NewYork-Presbyterian CXO Rick Evans: New challenges require a new approach for patient experience

As I have written about over the last few months, many healthcare organizations including my own, are redefining our approaches to assessing and improving patient experience. This reevaluation of our approach stems from several factors.  

One is that the pandemic and its aftereffects have battered not only the patient experience itself, but also the structures and strategies we have historically had in place to improve patient experience. Most of us are in recovery mode, in some cases rebuilding our approaches almost from the ground up.  

Another factor is how our society and culture have evolved in recent years. We have become a society that prizes convenience and personalization in our interactions. These dynamics have come to healthcare, and they must be addressed and integrated into our approach if we are to thrive in the future. The pandemic has only accelerated this trend as patients have learned to embrace virtual means of connection through telemedicine and patient portals.

All of this brings us to a new moment in patient experience, one that requires us to think about experience in different, yet interrelated ways. Many people in jobs like mine are thinking about what I'd describe as patient experience, customer experience and user experience, and this reflection is leading to new, innovative strategies and initiatives within our organizations and across healthcare in general.

The core of our work has always been understanding the needs and desires of our patients and families and structuring our workflow and services to better address those needs — what we refer to as "patient experience." This work still largely centers on the basics of human interactions within our walls. Essentially, it boils down to consistent communication and connection.

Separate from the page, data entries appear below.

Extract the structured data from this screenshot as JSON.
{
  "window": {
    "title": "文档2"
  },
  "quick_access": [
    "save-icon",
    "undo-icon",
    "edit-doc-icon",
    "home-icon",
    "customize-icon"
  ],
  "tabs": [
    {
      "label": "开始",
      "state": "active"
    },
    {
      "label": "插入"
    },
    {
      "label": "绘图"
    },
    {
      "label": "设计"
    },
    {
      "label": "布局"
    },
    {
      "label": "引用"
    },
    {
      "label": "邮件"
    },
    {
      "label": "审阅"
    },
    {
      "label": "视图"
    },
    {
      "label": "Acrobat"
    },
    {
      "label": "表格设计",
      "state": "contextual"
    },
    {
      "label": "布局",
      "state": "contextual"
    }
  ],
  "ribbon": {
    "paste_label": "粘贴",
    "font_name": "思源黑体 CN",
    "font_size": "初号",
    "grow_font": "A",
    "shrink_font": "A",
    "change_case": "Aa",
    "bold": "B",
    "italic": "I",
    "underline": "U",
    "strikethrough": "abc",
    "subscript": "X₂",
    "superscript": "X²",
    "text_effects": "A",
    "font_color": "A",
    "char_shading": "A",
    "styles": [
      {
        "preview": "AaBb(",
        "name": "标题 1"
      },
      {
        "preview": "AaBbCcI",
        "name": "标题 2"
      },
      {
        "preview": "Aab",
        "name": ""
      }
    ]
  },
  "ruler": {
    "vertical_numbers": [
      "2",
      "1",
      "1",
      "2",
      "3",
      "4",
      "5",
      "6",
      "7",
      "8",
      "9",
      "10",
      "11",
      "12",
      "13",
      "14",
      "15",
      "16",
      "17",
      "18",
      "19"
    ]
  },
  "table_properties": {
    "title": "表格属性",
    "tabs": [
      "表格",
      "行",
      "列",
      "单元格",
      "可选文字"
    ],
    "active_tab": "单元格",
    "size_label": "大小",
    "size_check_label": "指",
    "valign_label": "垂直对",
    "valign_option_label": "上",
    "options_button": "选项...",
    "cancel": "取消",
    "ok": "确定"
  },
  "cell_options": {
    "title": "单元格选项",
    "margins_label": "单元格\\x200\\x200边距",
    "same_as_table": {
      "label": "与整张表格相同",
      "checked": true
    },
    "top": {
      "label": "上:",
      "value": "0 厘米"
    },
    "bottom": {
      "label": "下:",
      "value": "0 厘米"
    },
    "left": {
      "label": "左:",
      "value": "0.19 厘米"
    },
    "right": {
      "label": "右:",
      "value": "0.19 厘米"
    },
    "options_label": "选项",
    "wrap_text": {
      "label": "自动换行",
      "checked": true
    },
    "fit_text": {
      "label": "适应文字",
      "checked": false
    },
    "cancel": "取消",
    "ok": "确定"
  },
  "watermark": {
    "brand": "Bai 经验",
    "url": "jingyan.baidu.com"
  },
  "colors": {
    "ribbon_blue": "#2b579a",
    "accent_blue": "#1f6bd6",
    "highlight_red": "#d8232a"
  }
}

When patients give us feedback — through surveys, focus groups or in their comments — they are evaluating our teams' "discretionary work." We are not evaluated so much on our clinical expertise but on our ability to connect, effectively educate and work together as a team. There is a solid body of knowledge and best practices on how to do this well. Our patient experience improvement work continually engages our teams to enhance their ability to deliver on these essential needs and expectations. This remains at the core of our work.

Increasingly, we are also thinking about the customer experience. This work acknowledges the broader journey of patients in healthcare. If we are really to provide a good experience, it cannot just begin when a patient arrives in a bed, on an exam table or in a procedure room. The journey often begins on the web or with a phone call. And it doesn't end when a patient is discharged. The journey is more circular and ongoing. Patients expect compassion, but they also prize convenience. As they are experiencing personalized approaches in other parts of their lives, they expect that individualized approach in their healthcare journeys as well. Customer experience focuses on these "befores and afters" and on providing the access that our patients want and need. It is hard to imagine an effective experience strategy at this time that doesn't effectively blend patient and customer experience elements. The work of many healthcare chief experience officers increasingly reflects this reality.

Finally, there is also "user experience." This is an aspect that I've been thinking about a lot recently. As we innovate in the experience space, we are finding ways to better leverage technology to increase and augment our ability to connect with patients and each other. This became critical during the height of COVID-19 because it was sometimes the only way to stay connected. As COVID-19 issues have eased, we are in a period of carefully balancing the use of technology. We want to give patients a full range of options for interactions, inside and outside of the care setting. But we also want to avoid reducing healthcare to a series of remote transactions. Use of connective technology should enhance the humanity in healthcare, not degrade it. Our patients are giving us their perspective on the user experience, and we need to collect and respond to this feedback thoughtfully. Our clinical teams are also giving us feedback about how these virtual tools and interactions work for them. They have a user experience as well. As with patients, we need to respond and structure our services accordingly. I am confident we will find the right mix and balance, but attention is needed now to get this right for the future.

All three of the above — patient, customer and user experience — need to be part of any overarching experience strategy. We are integrating these here at NewYork-Presbyterian, and I know many of my colleagues are doing the same. This is the path to creating a more personalized patient experience and also a path to recovery from the pandemic.